An elastic collision refers to a collision that helps in conserving the kinetic energy. Internal kinetic energy on the other hand refers to the sum of all the kinetic energising system. Elastic collisions can be got through the subatomic particles including the striking of the nuclei by the electrons. Macroscopic collisions on the other hand are not completely elastic and kit also includes- kinetic energy that is converted into different energy forms such as the transfer of heat that is the result of friction and sound. An example of the macroscopic collision includes- placing steel blocks on ice. Another major example of the elastic collision includes- the collision of two carts with soring bumpers in an air track. The air tracks and icy surfaces are frictionless and allow elastic collision upon them. Therefore there can be problems with a one dimensional collision between the objects. In order to solve the same problem it is necessary to use the momentum conservation equation of the kinetic energy that is internal. The equation for the same includes-
m1v1+ m2v2= m1v`1+m2v`2(Fnet=0)
In the equation (`) represents the values after collision. Therefore the elastic collision helps in conserving the internal kinetic energy and therefore includes kinetic energy before the collision equals the sum after collision.
An elastic collision includes- the encounter between bodies where the kinetic energy of both the bodies after the encounter in the collision equals to kinetic energy before encounter. Therefore the elastic collision occurs when there is a lack of net conversion in different forms. It can hereafter be said that an elastic collision that is considered to be perfect is one where there is no loss of kinetic energy even during the collision. The observation of momentum conservation and kinetic energy conservation can be done in an elastic collision. There is a collision in case there are two elastic bodies with mass m1 and m2. There also takes place a collision when the above mentioned two bodies have an initial velocity of u1 and u2. The formula of the elastic collision includes-
m1u1+ m2u2 = m1u1 + m2u2
Here, in this equation, m1 is equal to mass of the first body, m2 is equal to the mass of the second body, u1 is refers to the 1st bodies initial velocity and u2 includes- second bodies initial velocity. V1 is equal to first bodies final velocity, v2 includes the second bodies final velocity.

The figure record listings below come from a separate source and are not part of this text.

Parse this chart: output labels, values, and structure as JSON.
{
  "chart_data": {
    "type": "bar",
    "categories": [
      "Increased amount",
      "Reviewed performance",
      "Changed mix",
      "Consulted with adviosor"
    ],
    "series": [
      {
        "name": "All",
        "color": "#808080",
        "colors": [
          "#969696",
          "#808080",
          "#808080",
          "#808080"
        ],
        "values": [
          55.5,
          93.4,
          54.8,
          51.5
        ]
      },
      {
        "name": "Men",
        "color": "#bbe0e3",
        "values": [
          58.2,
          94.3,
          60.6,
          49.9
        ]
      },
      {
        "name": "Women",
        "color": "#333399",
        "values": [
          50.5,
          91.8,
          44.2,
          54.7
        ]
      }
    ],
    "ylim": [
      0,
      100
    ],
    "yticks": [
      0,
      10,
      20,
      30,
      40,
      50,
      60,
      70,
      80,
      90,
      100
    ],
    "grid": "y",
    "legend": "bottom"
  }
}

In real life situations most of the collisions are not elastic in nature. Parts of colliding objects which includes the initial kinetic energy is converted into other forms of energy such as the heat energy, mechanical deformation energy related to objects, that occur during collision. These types of collision are actually considered as the inelastic collision. For example in case of an automobile accident the initial kinetic energy is converted into the mechanical energy as a result of deformation of the two vehicles. Some of the games in which the inelastic collision occurs includes- handball games, squash, racquetball games. This is so because in case of all the games, after playing with the balls for longer period of time it becomes warm. The kinetic energy arising because of collision between the walls of court gets converted into heat energy.
Therefore it can be said that the characteristics of inelastic collision includes- velocities of both objects initially and the final velocity of at least one object has been given. There is also a special collision called the total inelastic collision that is characterised by the initial velocities of colliding objects. In case of the totally inelastic collision, two objects stick together. Therefore in case of elastic velocities, objects exchange velocities as they collide with each other. For instance if a second object is stationary and the first object strikes the same the first object halts and the second object starts moving with full velocity. This same effect is seen in the pool game when the ball gets stroked in such a way that it starts sliding rather than rolling.